On Wed, 2005-12-21 at 19:07 -0500, Tom Lane wrote:
> Simon Riggs <simon(at)2ndquadrant(dot)com> writes:
> > While we scan, if we found two adjacent pages, both of which have less
> > than (say) 40% rows, we could re-join or "unsplit" those pages together.
> Curiously enough, this has been thought of before. It is not as easy
> as you think, or it would have been done the first time around.
> nbtree/README explains why:
> : We consider deleting an entire page from the btree only when it's become
> : completely empty of items. (Merging partly-full pages would allow better
> : space reuse, but it seems impractical to move existing data items left or
> : right to make this happen --- a scan moving in the opposite direction
> : might miss the items if so. We could do it during VACUUM FULL, though.)
Sorry, I missed that.
"Seems impractical"? Complex, yes. But I think it sounds a lot simpler
than the online REINDEX scheme... which is also the reason enhancing
VACUUM FULL doesn't appeal.
During the first VACUUM index scan, we can identify pages that are
candidates for reorganisation. Then during the second physical scan that
follows we can reorg pages in the same manner we delete them.

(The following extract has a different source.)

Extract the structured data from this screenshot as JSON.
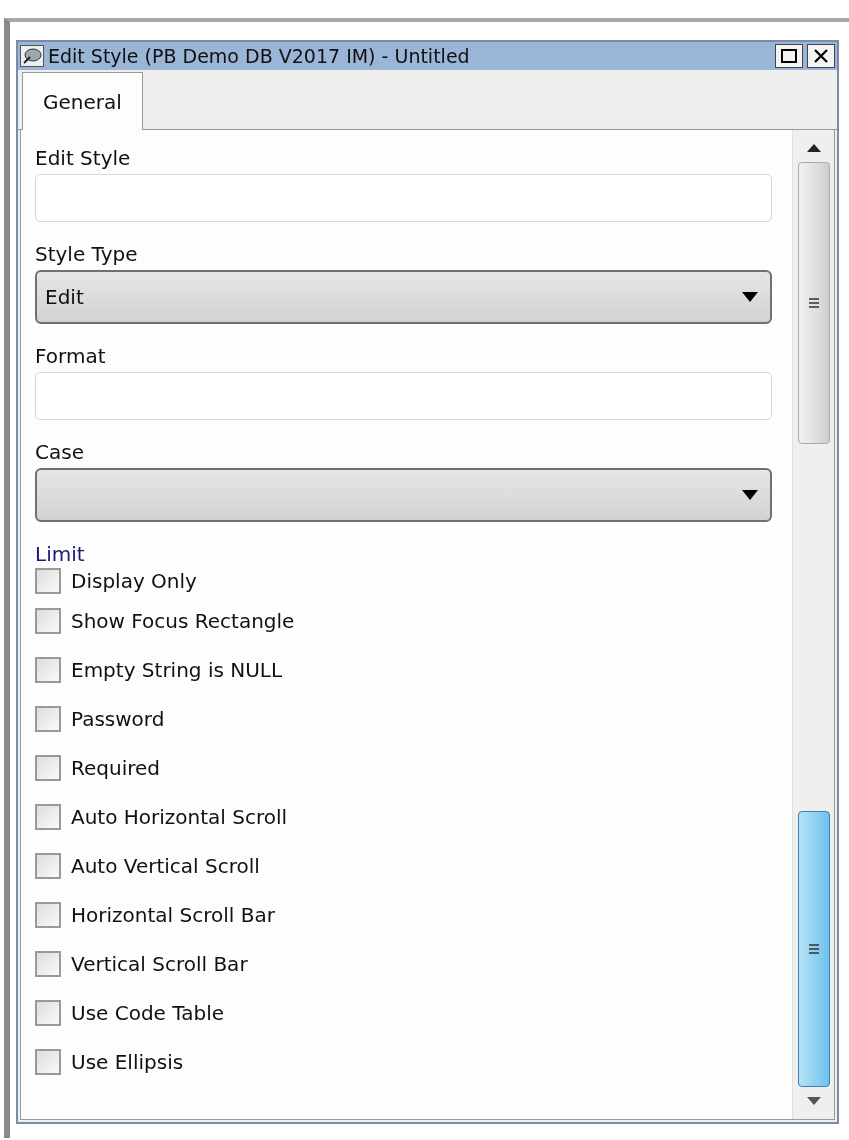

We identify a page during VACUUM for reorg if:
- it is < 20% full and we want to write this page
- the following page is < 20% full and we want to write this page
- it has a higher physical block number than the following page
That way we aren't super aggressive about reorg, but the cases we do
pick have a tendency to keep the index clustered. (Perhaps that could be
settable via an index optional parameter). That definition also means we
have almost no additional I/O over what the VACUUM would have written
Page deletion requires us to lock left, lock right, lock above. That is
exactly the same if we have identified the page for reorg, since once we
have locked left and right, we just move rows to one or both of the
those other blocks, then perform the marking half-dead.
I know you've considered these things deeply, but my viewpoint is that
when what you have is already very good the only way forward consists of
considering seemingly foolish thoughts: backtracking.